A. is, as usual, bustling around when I arrive. There are peonies on the table, along with plates and cutlery. Pots are in the oven, on the stove, wine is waiting to be opened. This is, in theory, a potluck, but A. has contributed four dishes, instead of the usual one or two. (I am a "kid," so I can get away with just one. Husbands without their wives are also allowed to bring just one). I show off my beautiful cake ("I don't believe you made that yourself!") and revel in the fact that a dusting of cocoa powder or powdered sugar makes anything instantly more professional-looking. As does a gold cardboard round and a pink paperboard box. (I should have placed a doily under the cake, but you can't remember everything).
Other guests trickle in, and we get ready to eat, transferring dishes from boxes and pots and bowls into narrow, rectangular platters that fit better on the buffet table. There is so much food I can't even sample everything on my first try, so I take several tastes of things and sit down to try them all before heading back for more. There is beef curry made with Malaysian curry powder, more intense than what I am used to, not sweet like Japanese curry. A dish of fine-cut tofu noodles, slivered ham, vegetables, cool and refreshing, like a Chinese macaroni salad. There is another cool salad of translucent wide noodles tossed with more vegetables, strands of omelet, bound together with a slightly spicy dressing fragrant with sesame paste. There is smoked salmon, and homemade pita bread, rolls of tofu skin filled with ground pork, braised with Napa cabbage. I come back for the hard-boiled eggs cooked with caramelized shallots and soy sauce and finely minced pork belly, a touch of five-spice powder, and am so seduced by the savory gravy of pork belly and shallots, I go back for thirds (as if I haven't eaten enough fatty pork this week).
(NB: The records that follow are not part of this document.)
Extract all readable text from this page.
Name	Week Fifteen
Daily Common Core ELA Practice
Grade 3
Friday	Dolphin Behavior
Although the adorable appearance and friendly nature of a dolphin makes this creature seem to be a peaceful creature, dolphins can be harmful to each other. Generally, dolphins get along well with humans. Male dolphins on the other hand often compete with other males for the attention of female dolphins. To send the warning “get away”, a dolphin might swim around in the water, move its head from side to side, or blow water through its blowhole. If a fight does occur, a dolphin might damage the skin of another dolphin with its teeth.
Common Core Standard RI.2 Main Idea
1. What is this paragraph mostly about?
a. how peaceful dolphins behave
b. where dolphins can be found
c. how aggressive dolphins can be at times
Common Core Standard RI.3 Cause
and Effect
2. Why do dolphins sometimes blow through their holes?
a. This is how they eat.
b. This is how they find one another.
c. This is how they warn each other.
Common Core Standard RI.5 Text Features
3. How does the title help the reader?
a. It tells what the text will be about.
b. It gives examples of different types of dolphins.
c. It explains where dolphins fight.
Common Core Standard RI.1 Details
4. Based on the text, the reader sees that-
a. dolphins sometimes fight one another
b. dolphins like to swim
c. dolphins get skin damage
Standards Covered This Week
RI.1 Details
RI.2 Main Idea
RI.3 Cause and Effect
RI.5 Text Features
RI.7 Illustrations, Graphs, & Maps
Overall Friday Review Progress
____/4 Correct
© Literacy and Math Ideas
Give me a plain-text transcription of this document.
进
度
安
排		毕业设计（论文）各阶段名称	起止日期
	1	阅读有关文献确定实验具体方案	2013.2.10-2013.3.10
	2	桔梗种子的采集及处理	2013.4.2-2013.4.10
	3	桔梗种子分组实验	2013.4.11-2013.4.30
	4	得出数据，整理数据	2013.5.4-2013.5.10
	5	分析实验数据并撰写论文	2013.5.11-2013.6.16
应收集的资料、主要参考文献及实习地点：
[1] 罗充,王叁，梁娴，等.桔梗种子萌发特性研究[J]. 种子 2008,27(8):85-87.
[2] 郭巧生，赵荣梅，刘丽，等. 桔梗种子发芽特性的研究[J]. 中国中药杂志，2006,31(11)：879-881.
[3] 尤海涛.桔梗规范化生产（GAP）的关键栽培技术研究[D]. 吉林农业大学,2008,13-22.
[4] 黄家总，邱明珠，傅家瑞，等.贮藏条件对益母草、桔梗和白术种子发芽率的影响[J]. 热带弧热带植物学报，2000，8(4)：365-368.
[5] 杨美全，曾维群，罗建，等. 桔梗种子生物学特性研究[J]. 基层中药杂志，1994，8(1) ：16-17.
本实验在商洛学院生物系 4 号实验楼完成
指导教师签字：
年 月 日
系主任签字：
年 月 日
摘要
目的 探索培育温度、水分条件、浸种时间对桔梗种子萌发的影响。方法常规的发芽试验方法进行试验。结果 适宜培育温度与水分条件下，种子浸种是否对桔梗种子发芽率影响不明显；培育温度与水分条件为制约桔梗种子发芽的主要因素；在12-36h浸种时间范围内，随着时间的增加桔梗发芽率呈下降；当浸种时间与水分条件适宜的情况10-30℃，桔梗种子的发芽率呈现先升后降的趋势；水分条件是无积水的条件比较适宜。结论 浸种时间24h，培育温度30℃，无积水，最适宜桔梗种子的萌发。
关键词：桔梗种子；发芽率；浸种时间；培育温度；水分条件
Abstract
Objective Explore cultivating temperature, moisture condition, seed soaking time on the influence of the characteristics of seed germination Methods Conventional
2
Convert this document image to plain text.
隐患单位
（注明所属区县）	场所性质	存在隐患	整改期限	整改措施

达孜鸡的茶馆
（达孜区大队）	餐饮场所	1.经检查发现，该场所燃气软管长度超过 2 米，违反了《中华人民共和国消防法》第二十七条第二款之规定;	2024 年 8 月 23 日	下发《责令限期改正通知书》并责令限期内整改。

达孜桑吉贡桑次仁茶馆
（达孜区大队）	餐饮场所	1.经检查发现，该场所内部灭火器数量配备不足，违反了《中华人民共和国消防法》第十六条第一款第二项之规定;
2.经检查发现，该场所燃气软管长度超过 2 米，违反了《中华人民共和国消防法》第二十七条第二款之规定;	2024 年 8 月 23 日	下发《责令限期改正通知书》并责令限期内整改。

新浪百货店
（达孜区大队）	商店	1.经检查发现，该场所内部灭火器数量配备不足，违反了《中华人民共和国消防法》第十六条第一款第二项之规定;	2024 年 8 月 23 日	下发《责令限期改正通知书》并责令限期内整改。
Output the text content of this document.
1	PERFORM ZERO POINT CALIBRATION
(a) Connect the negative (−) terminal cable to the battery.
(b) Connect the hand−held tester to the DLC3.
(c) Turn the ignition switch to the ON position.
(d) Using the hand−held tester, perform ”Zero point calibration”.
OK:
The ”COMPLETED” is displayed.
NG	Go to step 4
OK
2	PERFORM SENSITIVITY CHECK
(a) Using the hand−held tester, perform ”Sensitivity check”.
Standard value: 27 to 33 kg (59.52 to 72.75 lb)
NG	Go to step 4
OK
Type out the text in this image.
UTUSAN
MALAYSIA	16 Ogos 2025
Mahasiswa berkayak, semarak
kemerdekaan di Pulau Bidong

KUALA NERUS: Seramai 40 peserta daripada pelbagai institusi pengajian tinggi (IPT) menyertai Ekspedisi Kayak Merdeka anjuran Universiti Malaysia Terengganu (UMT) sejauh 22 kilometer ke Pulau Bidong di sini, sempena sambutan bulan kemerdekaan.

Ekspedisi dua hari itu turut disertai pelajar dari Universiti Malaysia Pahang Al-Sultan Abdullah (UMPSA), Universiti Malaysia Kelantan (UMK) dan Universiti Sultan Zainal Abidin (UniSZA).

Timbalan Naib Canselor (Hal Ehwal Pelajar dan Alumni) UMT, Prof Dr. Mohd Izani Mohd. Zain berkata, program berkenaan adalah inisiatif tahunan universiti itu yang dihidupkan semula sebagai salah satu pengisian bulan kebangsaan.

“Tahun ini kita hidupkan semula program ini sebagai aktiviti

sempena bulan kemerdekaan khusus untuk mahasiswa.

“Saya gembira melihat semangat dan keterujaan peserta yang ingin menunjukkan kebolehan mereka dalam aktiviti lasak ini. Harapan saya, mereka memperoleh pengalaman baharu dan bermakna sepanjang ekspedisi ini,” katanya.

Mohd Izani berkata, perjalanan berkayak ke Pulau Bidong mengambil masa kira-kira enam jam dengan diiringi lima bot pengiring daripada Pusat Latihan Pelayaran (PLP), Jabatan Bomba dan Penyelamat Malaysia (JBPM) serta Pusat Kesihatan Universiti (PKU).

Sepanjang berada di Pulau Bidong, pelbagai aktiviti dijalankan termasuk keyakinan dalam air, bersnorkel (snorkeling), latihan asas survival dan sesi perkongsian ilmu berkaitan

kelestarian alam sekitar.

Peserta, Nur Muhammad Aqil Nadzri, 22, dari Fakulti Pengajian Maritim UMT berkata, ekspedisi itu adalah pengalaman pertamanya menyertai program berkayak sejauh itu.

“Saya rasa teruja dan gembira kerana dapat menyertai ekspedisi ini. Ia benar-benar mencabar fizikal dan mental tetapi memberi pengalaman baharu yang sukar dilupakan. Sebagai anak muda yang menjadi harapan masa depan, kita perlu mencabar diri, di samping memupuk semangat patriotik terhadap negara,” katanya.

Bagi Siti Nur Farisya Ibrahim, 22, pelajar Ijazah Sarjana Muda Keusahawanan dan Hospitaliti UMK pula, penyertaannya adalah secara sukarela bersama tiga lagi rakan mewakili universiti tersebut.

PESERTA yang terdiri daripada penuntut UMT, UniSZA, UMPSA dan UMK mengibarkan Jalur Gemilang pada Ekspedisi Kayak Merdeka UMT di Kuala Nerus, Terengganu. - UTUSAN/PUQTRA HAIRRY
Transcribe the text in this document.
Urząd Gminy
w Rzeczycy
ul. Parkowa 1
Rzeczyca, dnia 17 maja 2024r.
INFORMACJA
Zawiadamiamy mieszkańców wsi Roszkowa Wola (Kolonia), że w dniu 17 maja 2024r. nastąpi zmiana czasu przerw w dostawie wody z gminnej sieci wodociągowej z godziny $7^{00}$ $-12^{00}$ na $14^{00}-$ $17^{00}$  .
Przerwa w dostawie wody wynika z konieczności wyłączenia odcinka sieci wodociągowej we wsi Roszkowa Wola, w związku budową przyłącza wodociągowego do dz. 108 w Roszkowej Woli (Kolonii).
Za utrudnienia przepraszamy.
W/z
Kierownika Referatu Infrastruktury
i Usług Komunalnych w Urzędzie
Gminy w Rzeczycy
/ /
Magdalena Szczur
We eat and eat, getting up for seconds, thirds, fourths. The conversation flows back and forth, three or four conversations at a table of twelve, my mind confused by multiple threads, two languages. Y. tells a story about J., when she worried over whether or not to marry her (second) younger husband. He doesn't even have any gray hair yet! she lamented. Don't worry, riposted Y., if he marries you, he WILL. (Twenty-odd years on, he does). Then it is time for dessert. There is a Chinese dessert of cubed almond-flavored jelly with canned fruit, the fruit juices forming a slightly sweet soup, instantly cooling and maddeningly addictive. And there is my dense hazelnut-and-chocolate cake, with a scoop of salted caramel ice cream melting on top. It is dark and intensely chocolatey, a perfect foil for the darkly caramelized ice cream I made a few weeks ago.
After dessert, several of the guests get up and start dancing, at one point pushing the table back to make more room. It was a sight I never thought I'd see, my mother's sixty-plus friends twirling around, hips swiveling, arms swinging, doing their interpretation of the Electric Slide.